Duelling green grocers try to establish whether you’re inadvertently trying to pay for the other guy’s zucchini. Boxes of spices overflow in the basement bulk shop, surely Toronto’s cheapest aromatherapy. A butcher rings a cowbell seemingly at random. Is it to celebrate a significant sale? Does it mark the hour? Is it just random boredom? Who knows?

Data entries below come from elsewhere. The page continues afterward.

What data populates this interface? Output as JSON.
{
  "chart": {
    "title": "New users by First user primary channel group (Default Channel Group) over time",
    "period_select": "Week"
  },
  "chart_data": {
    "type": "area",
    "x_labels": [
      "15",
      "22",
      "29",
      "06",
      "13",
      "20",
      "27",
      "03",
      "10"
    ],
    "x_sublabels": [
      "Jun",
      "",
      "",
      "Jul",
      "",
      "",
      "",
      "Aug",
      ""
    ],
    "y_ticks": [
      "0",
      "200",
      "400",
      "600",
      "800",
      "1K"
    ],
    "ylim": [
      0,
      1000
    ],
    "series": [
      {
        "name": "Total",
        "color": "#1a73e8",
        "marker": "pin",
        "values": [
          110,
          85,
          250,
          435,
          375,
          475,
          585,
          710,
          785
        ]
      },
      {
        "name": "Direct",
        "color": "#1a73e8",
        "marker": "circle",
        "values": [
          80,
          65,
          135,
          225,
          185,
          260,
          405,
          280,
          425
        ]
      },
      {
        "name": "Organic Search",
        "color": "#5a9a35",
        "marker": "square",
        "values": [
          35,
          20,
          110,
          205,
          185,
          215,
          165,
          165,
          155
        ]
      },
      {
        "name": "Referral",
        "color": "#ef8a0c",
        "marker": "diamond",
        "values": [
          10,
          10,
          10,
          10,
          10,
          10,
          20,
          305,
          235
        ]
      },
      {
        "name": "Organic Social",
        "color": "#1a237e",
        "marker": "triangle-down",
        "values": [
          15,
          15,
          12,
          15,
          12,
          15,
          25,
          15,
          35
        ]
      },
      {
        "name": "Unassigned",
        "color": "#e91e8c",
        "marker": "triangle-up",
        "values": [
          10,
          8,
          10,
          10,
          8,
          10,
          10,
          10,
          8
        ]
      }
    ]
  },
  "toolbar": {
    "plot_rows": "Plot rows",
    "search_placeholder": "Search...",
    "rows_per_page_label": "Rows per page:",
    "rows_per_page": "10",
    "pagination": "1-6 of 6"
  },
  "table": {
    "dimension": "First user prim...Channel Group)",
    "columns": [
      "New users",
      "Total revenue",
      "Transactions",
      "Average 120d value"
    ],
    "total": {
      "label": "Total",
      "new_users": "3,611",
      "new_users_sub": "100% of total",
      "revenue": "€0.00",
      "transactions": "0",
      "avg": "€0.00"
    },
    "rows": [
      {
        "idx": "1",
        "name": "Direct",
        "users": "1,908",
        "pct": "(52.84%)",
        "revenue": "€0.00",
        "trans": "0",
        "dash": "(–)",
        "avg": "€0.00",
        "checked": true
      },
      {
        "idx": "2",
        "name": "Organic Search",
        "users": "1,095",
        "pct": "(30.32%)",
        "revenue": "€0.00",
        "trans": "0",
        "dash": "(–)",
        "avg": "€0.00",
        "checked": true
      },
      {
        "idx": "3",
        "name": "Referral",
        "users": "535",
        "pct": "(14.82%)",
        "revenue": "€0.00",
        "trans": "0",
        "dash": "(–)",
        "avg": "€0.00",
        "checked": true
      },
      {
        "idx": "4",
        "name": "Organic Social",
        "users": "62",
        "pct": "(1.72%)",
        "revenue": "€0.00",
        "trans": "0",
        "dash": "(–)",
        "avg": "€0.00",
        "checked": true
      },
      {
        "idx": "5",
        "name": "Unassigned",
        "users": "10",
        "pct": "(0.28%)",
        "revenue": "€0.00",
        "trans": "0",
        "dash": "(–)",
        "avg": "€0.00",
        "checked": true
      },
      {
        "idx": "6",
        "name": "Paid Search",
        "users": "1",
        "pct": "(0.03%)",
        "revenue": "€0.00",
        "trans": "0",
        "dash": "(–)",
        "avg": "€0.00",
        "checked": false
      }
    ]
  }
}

The Stories that Make a Place

I’ve discovered the Market’s idiosyncrasies and details, both cryptic and trivial, over the years, like the name of the flower guy I buy a rose from each week for my wife. I know where the prison used to be when the Market was Toronto’s town hall, shackles hanging from the wall. I’ve learned that if you wait till 3:00 on a Saturday, you can find fish that’s been marked down at least once, and maybe twice. I know that the German-sounding deli is actually run by a Greek family. (“Odysseus” is the best name ever for a cheese-monger. It makes me think of some intrepid soul embarking on a ten-year journey to bring back the finest Camembert from around the globe)

Farther afield is the lunch place I visit each Saturday, where the owner knows my order before I even set foot inside (chicken salad with an extra falafel), and the barber who regales me with the latest on which businesses are moving in or out.

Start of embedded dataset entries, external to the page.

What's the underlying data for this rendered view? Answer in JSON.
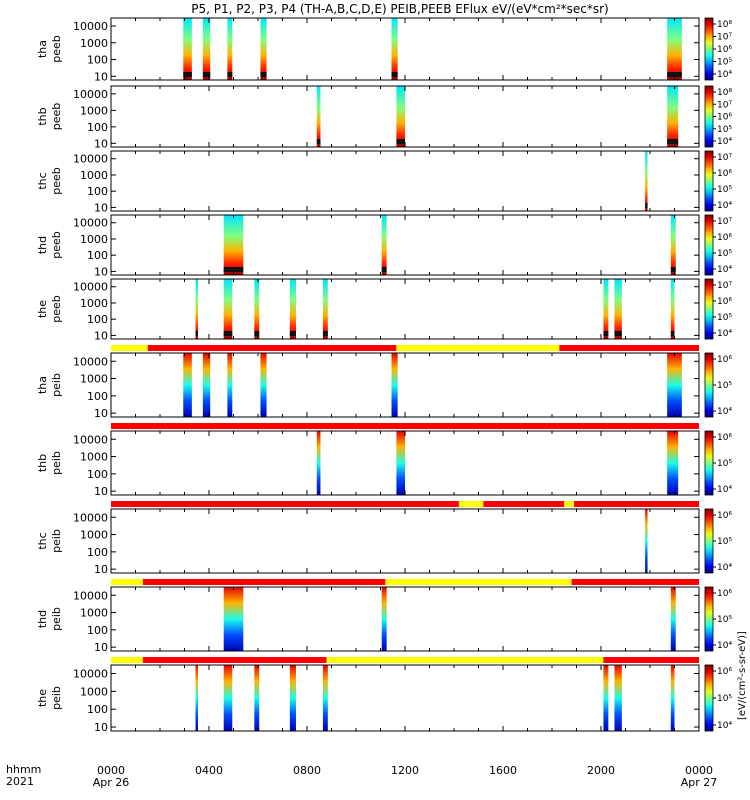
{
  "chart_data": {
    "type": "heatmap",
    "title": "P5, P1, P2, P3, P4 (TH-A,B,C,D,E) PEIB,PEEB EFlux eV/(eV*cm²*sec*sr)",
    "x_axis": {
      "range_hours": [
        0,
        24
      ],
      "ticks": [
        {
          "hour": 0,
          "label": "0000",
          "sublabel": "Apr 26"
        },
        {
          "hour": 4,
          "label": "0400",
          "sublabel": ""
        },
        {
          "hour": 8,
          "label": "0800",
          "sublabel": ""
        },
        {
          "hour": 12,
          "label": "1200",
          "sublabel": ""
        },
        {
          "hour": 16,
          "label": "1600",
          "sublabel": ""
        },
        {
          "hour": 20,
          "label": "2000",
          "sublabel": ""
        },
        {
          "hour": 24,
          "label": "0000",
          "sublabel": "Apr 27"
        }
      ],
      "corner_label_top": "hhmm",
      "corner_label_bottom": "2021"
    },
    "y_axis": {
      "scale": "log",
      "range": [
        6,
        30000
      ],
      "ticks": [
        {
          "value": 10,
          "label": "10"
        },
        {
          "value": 100,
          "label": "100"
        },
        {
          "value": 1000,
          "label": "1000"
        },
        {
          "value": 10000,
          "label": "10000"
        }
      ]
    },
    "colorbar_label": "[eV/(cm²-s-sr-eV)]",
    "panels": [
      {
        "probe": "tha",
        "instrument": "peeb",
        "kind": "electron",
        "colorbar_ticks": [
          "10⁴",
          "10⁵",
          "10⁶",
          "10⁷",
          "10⁸"
        ],
        "bursts": [
          {
            "start": 2.95,
            "end": 3.3
          },
          {
            "start": 3.75,
            "end": 4.05
          },
          {
            "start": 4.75,
            "end": 4.95
          },
          {
            "start": 6.1,
            "end": 6.35
          },
          {
            "start": 11.45,
            "end": 11.7
          },
          {
            "start": 22.7,
            "end": 23.3
          }
        ]
      },
      {
        "probe": "thb",
        "instrument": "peeb",
        "kind": "electron",
        "colorbar_ticks": [
          "10⁴",
          "10⁵",
          "10⁶",
          "10⁷",
          "10⁸"
        ],
        "bursts": [
          {
            "start": 8.4,
            "end": 8.55
          },
          {
            "start": 11.65,
            "end": 12.0
          },
          {
            "start": 22.7,
            "end": 23.15
          }
        ]
      },
      {
        "probe": "thc",
        "instrument": "peeb",
        "kind": "electron",
        "colorbar_ticks": [
          "10⁴",
          "10⁵",
          "10⁶",
          "10⁷"
        ],
        "bursts": [
          {
            "start": 21.8,
            "end": 21.9
          }
        ]
      },
      {
        "probe": "thd",
        "instrument": "peeb",
        "kind": "electron",
        "colorbar_ticks": [
          "10⁴",
          "10⁵",
          "10⁶",
          "10⁷"
        ],
        "bursts": [
          {
            "start": 4.6,
            "end": 5.4
          },
          {
            "start": 11.05,
            "end": 11.25
          },
          {
            "start": 22.85,
            "end": 23.05
          }
        ]
      },
      {
        "probe": "the",
        "instrument": "peeb",
        "kind": "electron",
        "colorbar_ticks": [
          "10⁴",
          "10⁵",
          "10⁶",
          "10⁷"
        ],
        "bursts": [
          {
            "start": 3.45,
            "end": 3.55
          },
          {
            "start": 4.6,
            "end": 4.95
          },
          {
            "start": 5.85,
            "end": 6.05
          },
          {
            "start": 7.3,
            "end": 7.55
          },
          {
            "start": 8.65,
            "end": 8.85
          },
          {
            "start": 20.1,
            "end": 20.3
          },
          {
            "start": 20.55,
            "end": 20.85
          },
          {
            "start": 22.85,
            "end": 23.0
          }
        ]
      },
      {
        "probe": "tha",
        "instrument": "peib",
        "kind": "ion",
        "colorbar_ticks": [
          "10⁴",
          "10⁵",
          "10⁶"
        ],
        "mode_bar": [
          {
            "start": 0,
            "end": 1.5,
            "mode": "fast"
          },
          {
            "start": 1.5,
            "end": 11.65,
            "mode": "slow"
          },
          {
            "start": 11.65,
            "end": 18.3,
            "mode": "fast"
          },
          {
            "start": 18.3,
            "end": 24,
            "mode": "slow"
          }
        ],
        "bursts": [
          {
            "start": 2.95,
            "end": 3.3
          },
          {
            "start": 3.75,
            "end": 4.05
          },
          {
            "start": 4.75,
            "end": 4.95
          },
          {
            "start": 6.1,
            "end": 6.35
          },
          {
            "start": 11.45,
            "end": 11.7
          },
          {
            "start": 22.7,
            "end": 23.3
          }
        ]
      },
      {
        "probe": "thb",
        "instrument": "peib",
        "kind": "ion",
        "colorbar_ticks": [
          "10⁴",
          "10⁵",
          "10⁶"
        ],
        "mode_bar": [
          {
            "start": 0,
            "end": 24,
            "mode": "slow"
          }
        ],
        "bursts": [
          {
            "start": 8.4,
            "end": 8.55
          },
          {
            "start": 11.65,
            "end": 12.0
          },
          {
            "start": 22.7,
            "end": 23.15
          }
        ]
      },
      {
        "probe": "thc",
        "instrument": "peib",
        "kind": "ion",
        "colorbar_ticks": [
          "10⁴",
          "10⁵",
          "10⁶"
        ],
        "mode_bar": [
          {
            "start": 0,
            "end": 14.2,
            "mode": "slow"
          },
          {
            "start": 14.2,
            "end": 15.2,
            "mode": "fast"
          },
          {
            "start": 15.2,
            "end": 18.5,
            "mode": "slow"
          },
          {
            "start": 18.5,
            "end": 18.9,
            "mode": "fast"
          },
          {
            "start": 18.9,
            "end": 24,
            "mode": "slow"
          }
        ],
        "bursts": [
          {
            "start": 21.8,
            "end": 21.9
          }
        ]
      },
      {
        "probe": "thd",
        "instrument": "peib",
        "kind": "ion",
        "colorbar_ticks": [
          "10⁴",
          "10⁵",
          "10⁶"
        ],
        "mode_bar": [
          {
            "start": 0,
            "end": 1.3,
            "mode": "fast"
          },
          {
            "start": 1.3,
            "end": 11.2,
            "mode": "slow"
          },
          {
            "start": 11.2,
            "end": 18.8,
            "mode": "fast"
          },
          {
            "start": 18.8,
            "end": 24,
            "mode": "slow"
          }
        ],
        "bursts": [
          {
            "start": 4.6,
            "end": 5.4
          },
          {
            "start": 11.05,
            "end": 11.25
          },
          {
            "start": 22.85,
            "end": 23.05
          }
        ]
      },
      {
        "probe": "the",
        "instrument": "peib",
        "kind": "ion",
        "colorbar_ticks": [
          "10⁴",
          "10⁵",
          "10⁶"
        ],
        "mode_bar": [
          {
            "start": 0,
            "end": 1.3,
            "mode": "fast"
          },
          {
            "start": 1.3,
            "end": 8.8,
            "mode": "slow"
          },
          {
            "start": 8.8,
            "end": 20.1,
            "mode": "fast"
          },
          {
            "start": 20.1,
            "end": 24,
            "mode": "slow"
          }
        ],
        "bursts": [
          {
            "start": 3.45,
            "end": 3.55
          },
          {
            "start": 4.6,
            "end": 4.95
          },
          {
            "start": 5.85,
            "end": 6.05
          },
          {
            "start": 7.3,
            "end": 7.55
          },
          {
            "start": 8.65,
            "end": 8.85
          },
          {
            "start": 20.1,
            "end": 20.3
          },
          {
            "start": 20.55,
            "end": 20.85
          },
          {
            "start": 22.85,
            "end": 23.0
          }
        ]
      }
    ],
    "colors": {
      "mode_fast": "#ffff00",
      "mode_slow": "#ff0000",
      "axis": "#000000"
    }
  }
}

That’s what makes a place a neighbourhood: people and their stories. A neighbourhood needs context and history, roots and randomness, knit together by people you want to get to know. It never ceases to amaze me that in a city as big and cool-to-the-touch as Toronto, there are still places like that. That’s  why when I think of what I’ll be doing when I’m 65 (if I’m still around, healthy and financially solvent) the thought of just being a part of the place appeals to me: sampling the cheese at Scheffler’s, listening to the guitar player compete with the Dixieland combo for change, recognizing toys from my childhood at the antique market, helping out here and there if people need a hand. The thought of becoming part of the neighbourhood by becoming one its stories makes me happy.

Maybe I should visit Yonge & Eglinton to see if the mayor’s still around. Maybe I can tease his story out of him, and find out if I was right. It’s probably better if I just leave his story in my imagination intact, because if I’m right and he was (or still is) the Mayor of Yonge & Eglinton, I feel like there’s a precedent, and maybe I can become the Mayor of the Market.